Lelie Fournier-le-Ber


Après s'être enrichi au Mexique lors de la ruée vers les mines d'or et d'argent, François Fournier offrit à sa femme Sylvia l'île de Porquerolles en cadeau de mariage.
Dans ce passage est évoqué un des voyages réguliers de Porquerolles à Paris de la famille Fournier-Ber.


Le charme des gares de cette époque a disparu de nos jours. Le chef de gare d'une ville comme Toulon était un personnage important. Sa nomination paraissait dans le journal. Il disposait, pour recevoir sa clientèle de qualité, d'un grand salon meublé, des inévitables fauteuils dorés recouverts de velours rouge. Le PLM (Paris-Lyon-Méditéranée), était une compagnie privée. Monsieur London c'était son nom - les enfants ne comprenaient pas comment un chef de gare français pouvait porter le nom de la capitales anglaise - recevait les parents, leur progéniture, Nurse et Mademoiselle, la secrétaire devant s'occuper de l'enregistrement des bagages. On ne saurait dire si cet honneur était dû à la forte personnalité de mes parents ou à la bonne clientèle que représentait cette famille nombreuse.

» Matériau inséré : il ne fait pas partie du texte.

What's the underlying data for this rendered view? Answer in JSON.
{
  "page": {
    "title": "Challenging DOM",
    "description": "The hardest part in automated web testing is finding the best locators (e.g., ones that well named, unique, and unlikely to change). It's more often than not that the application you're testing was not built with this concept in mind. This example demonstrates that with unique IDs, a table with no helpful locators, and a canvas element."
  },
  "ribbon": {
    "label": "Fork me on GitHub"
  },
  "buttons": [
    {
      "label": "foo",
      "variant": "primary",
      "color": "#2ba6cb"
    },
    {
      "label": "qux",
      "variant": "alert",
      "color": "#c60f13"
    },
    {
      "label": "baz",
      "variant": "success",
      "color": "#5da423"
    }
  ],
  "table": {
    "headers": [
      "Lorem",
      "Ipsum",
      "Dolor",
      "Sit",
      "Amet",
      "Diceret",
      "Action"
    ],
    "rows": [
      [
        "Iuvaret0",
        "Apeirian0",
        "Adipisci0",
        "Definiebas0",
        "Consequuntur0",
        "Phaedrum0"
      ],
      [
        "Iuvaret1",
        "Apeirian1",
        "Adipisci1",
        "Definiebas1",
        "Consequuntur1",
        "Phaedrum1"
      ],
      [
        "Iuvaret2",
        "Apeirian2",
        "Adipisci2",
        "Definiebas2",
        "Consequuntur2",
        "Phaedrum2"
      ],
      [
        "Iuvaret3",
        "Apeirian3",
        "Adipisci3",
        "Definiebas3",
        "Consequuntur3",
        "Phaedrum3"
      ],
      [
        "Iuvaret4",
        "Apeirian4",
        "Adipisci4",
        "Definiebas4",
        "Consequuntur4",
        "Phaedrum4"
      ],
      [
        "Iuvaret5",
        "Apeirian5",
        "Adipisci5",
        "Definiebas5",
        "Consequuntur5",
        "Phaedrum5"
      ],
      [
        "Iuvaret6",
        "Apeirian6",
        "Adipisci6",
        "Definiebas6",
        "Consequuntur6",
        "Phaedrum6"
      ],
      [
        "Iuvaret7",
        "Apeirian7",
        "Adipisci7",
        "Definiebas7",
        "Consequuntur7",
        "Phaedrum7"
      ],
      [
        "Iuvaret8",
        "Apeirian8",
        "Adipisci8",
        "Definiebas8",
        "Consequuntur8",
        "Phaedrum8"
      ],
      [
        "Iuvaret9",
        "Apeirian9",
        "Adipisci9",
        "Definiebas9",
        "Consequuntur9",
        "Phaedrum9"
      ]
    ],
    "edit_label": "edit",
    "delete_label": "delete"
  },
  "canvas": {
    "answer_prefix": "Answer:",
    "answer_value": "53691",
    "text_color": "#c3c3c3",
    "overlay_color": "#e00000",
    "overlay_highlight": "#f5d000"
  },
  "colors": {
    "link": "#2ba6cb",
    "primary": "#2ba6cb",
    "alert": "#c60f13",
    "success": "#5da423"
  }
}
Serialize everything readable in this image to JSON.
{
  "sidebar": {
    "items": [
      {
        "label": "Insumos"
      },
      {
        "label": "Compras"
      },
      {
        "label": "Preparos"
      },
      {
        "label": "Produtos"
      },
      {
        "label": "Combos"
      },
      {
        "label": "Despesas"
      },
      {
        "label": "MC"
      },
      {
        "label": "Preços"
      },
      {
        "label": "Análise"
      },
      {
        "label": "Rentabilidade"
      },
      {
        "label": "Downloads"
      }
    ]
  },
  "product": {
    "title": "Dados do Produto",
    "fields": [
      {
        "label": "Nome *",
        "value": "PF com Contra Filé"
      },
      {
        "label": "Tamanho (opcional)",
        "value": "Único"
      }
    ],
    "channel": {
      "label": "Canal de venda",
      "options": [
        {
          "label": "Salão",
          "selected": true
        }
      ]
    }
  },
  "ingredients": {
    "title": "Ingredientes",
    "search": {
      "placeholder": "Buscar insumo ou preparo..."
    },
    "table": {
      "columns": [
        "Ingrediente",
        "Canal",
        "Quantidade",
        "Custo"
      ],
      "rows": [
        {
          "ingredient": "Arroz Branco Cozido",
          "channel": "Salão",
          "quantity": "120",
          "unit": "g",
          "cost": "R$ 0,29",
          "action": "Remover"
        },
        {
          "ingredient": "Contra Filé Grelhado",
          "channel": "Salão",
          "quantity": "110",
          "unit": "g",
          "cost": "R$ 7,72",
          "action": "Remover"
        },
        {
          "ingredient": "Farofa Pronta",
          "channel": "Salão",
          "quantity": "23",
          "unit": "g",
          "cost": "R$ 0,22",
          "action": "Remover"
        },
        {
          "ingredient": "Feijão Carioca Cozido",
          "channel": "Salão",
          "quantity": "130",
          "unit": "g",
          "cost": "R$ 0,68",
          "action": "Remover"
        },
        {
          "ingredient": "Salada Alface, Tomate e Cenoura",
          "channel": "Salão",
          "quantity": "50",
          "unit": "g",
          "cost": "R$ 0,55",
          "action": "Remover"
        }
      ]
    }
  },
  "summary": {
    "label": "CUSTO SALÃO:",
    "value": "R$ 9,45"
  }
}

Après avoir échangé quelques paroles de courtoisie, éventuellement des félicitations sur la nouvelle née, nous reprenions, précédés de Monsieur London, le chemin du quai de la gare, suivis de trois ou quatre porteurs suivis de leur chariot grinçant où avaient été entassées les valises. 

Une voix annonçait le train, un sifflement strident se faisait entendre, des petits drapeaux rouges brandis par des gens du PLM s'agitaient et le train entrait, crachant, soufflant et s'immobilisait. Une véritable frénésie s'emparait alors de la famille qui cherchait son wagon et son compartiment. Le personnel de maison s'engouffrait dans un compartiment de troisième classe. Les parents, les enfants, et les autorités dans le sleeping. Telle valise passait par la fenêtre, devait aller dans le compartiment d'un tel. Il y avait toujours un enfant qui pleurait parce qu'il avait perdu son ours en peluche ou cassé son bocal de poisson rouge. Ouf ! Tout était en place, (au revoir monsieur London). Celui-ci donnait le signal du départ. On agitait le drapeau rouge... Coup de sifflet... et le train s'ébranlait dans un fracas de ferraille, tiré par la locomotive qui semblait geindre, comme si on lui imposait un trop gros effort. Épuisée, la famille reprenait son souffle. Les enfants se taisaient, fascinés par le train. On s'organisait pour la nuit. Le voyage durant environ quinze heures. Au petit matin, le train entrait en gare. Sylvia reprenait le commandement de la troupe, soulevait une fenêtre et criait : Porteur ! Porteur !, comme s'ils allaient tous s'envoler. Il est vrai qu'il en fallait bien trois ou quatre pour les nombreux bagages. Descendu sur le quai je frissonnais, la grisaille de Paris m'envahissait. Le bruit des cheminots tapant sur les essieux avec leurs gros marteaux me rappelait la forge. La cheminée de la locomotive soufflait un énorme jet de vapeur. Lorsque le chauffeur sortait, montrant sa figure noircie de fumée, François lui adressait un bonjour, se souvenant de son lointain passé sur les chemins de fer du Canada. L'arrivée à Paris était beaucoup plus discrète.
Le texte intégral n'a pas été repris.